I've always been a bit of an opponent to HDR photography, for no other reason that I believe(d) that it should be possible to get an aesthetically pleasing shot without the need for excessive post processing in digital imaging software afterwards. Additionally, many of the early users of HDR techniques maybe didn't understand what they were doing, so ended up creating unrealistic, over the top representations of a scene, giving the whole HDR scene a bad name (at least in my opinion).

However, a friend of mine, Philip, who goes by the name of milliped on Flickr, has been a long time user of HDR, and the results he comes out with aren't that bad (in fact, they're mostly very impressive!). Recently we were out together on a recent photo trip around Rotterdam harbour. It was a pretty grey day, and 'normal' photos were coming out a bit dull, so I decided to give HDR a go.....

Quack Quack

As mentioned above, modern cameras make HDR photography (or at least the image capture part) very easy, and all I really needed to do was set my Nikon D3 to 5 shot bracketing, and expose 5 shots, each at a different exposure either side of the original exposure reading. With earlier versions of HDR software it has always been necessary to use a tripod to ensure that the images actually line up once they are combined in the digital darkroom, but whilst discussing the latest version of Photomatix Pro with Philip in the car on the way to Rotterdam, he informed me that it was now able to automatically able to realign slight deviations in image alignment, so, combined with the high frames per second speeds of the D3, I figured I could get away without using a tripod.

I chose to use Aperture Priority Mode on the camera (which I typically do for most daytime photography) and exposed at -2, -1, 0, 1, and 2EV deviation on the base exposure reading. This left me with 5 shots of each scene, and when I reached home, all I would need to do would be to combine the images in Photomatix, and I would be able to create my HDR image.

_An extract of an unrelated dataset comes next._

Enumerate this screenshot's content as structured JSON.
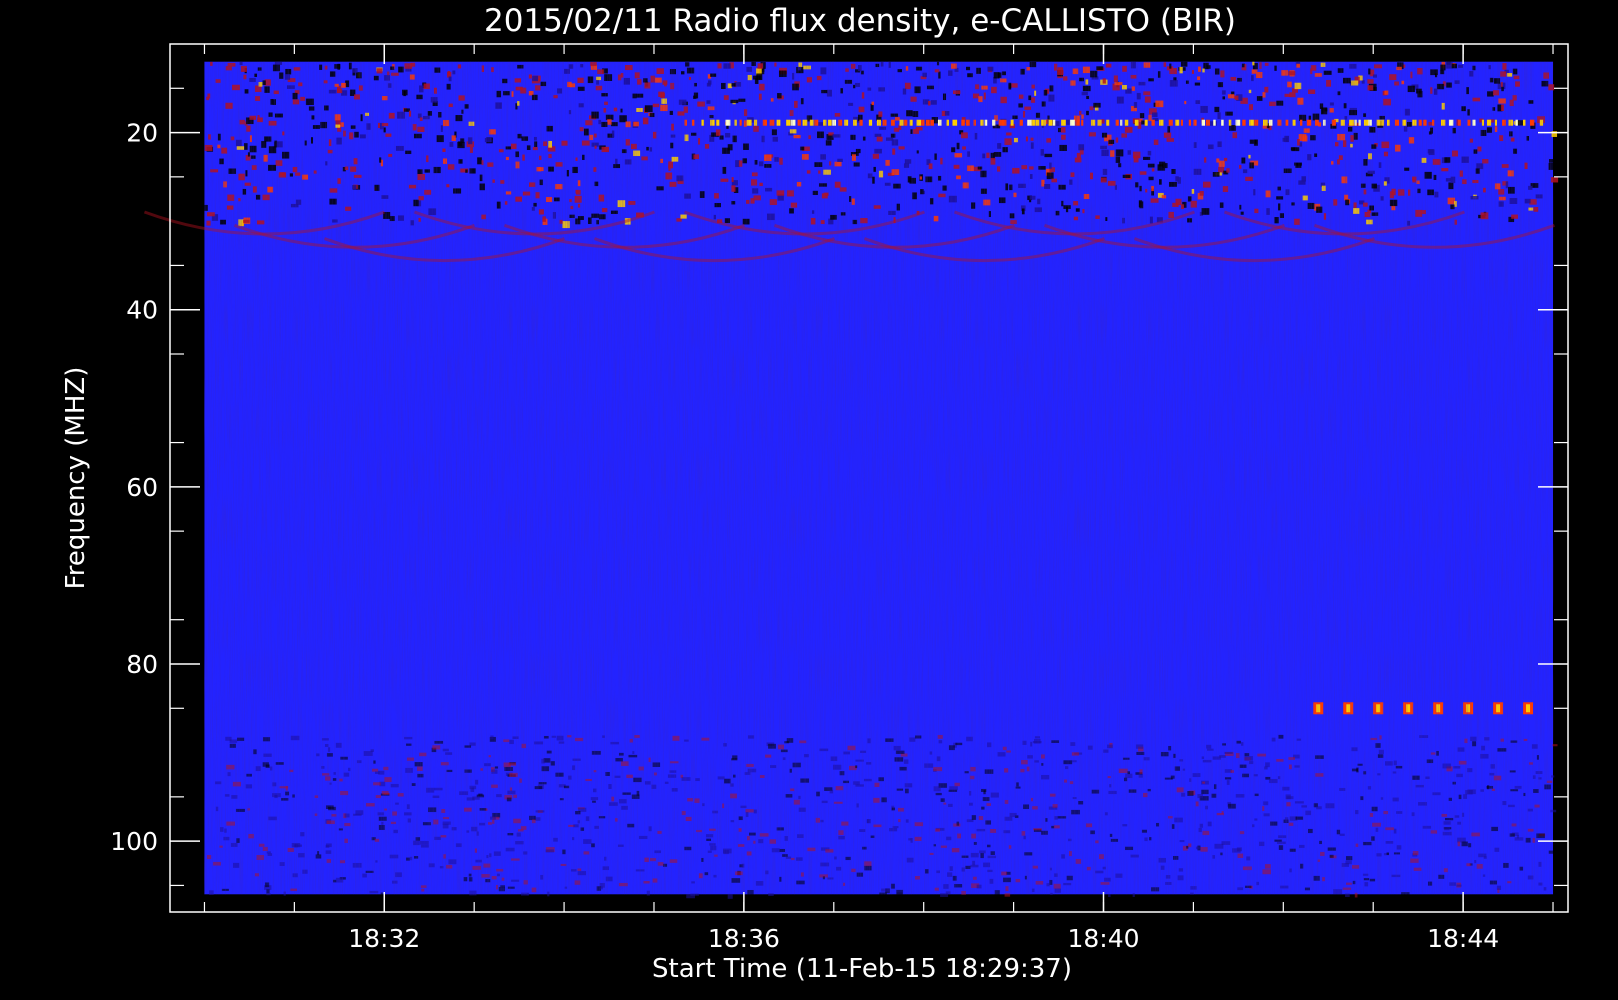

I have been a long time follower of Trey Ratcliffe's Stuck in Customs blog, and I knew he had an excellent tutorial on how to get started, so I downloaded a copy of Photomatix, paid my license fee, and read the tutorial. (Incidentally you can get a discount on the purchase of Photomatix if you visit Trey's website and use the discount code he has there)

Railway and Fence

It turns out creating the HDR image is a lot easier than I had thought. Once you open Photomatix, you choose 'Generate HDR image' from the menu, and Photomatix allows you to choose the images you want to combine. Clicking OK takes you to an options screen - normal usage seems to be to leave everything unchecked, although I enabled the 'Align Source Images' option, and chose Adobe RGB as my colorspace.

The generation of the HDR image can take a while, especially on a slower computer, and once it has been generated won't look that impressive. The next step however is to click on 'Tone Mapping' in the main menu, which will start the main work to get the HDR looking good.

The options available here are numerous, and Trey's tutorial provides a lot more detail on how to use them than I will write here, but suffice to say, you can have a lot of fun playing around. So far I have not needed to do much more than up the strength to between 80 and 100, increase saturation a bit to maybe ±70, and adjust my white and black points to improve exposure. Sometimes I will play with luminosity, or adjust smoothing to High or Very High, and from time to time the other settings may be changed also, but there is no real right or wrong way of going about it - just play until you find a mix that works for you!

Once the image looks good in the preview window, all that is left to do is click on process, and choose to save the image. This can then be further improved in Photoshop or Lightroom, although typically I find that not much more needs to be done.

In order to show the improvement HDR can make to an image, I have posted two images. The first one shows the train signal with the standard Nikon matrix metering exposure choice. As you can see, it was a pretty grey, uninteresting day weather wise. The second shot shows the same train signal, but after having gone through the tone mapping procedure in Photomatix. Of course, everyone has their own opinion as to which is the better image, however I think the HDR treatment in this case has created a much more dynamic, more intriguing to look at image.

Train signal
Originally uploaded by DigitalHeMan

So after making a couple of shots and converting them back home on the computer, my impression of HDR imaging has changed. Although I won't be using it for every shot I make from now on, I can definitely see uses for it, and will be keeping it in my toolbox as one more tool to use to improve the results I am able to get out of my camera.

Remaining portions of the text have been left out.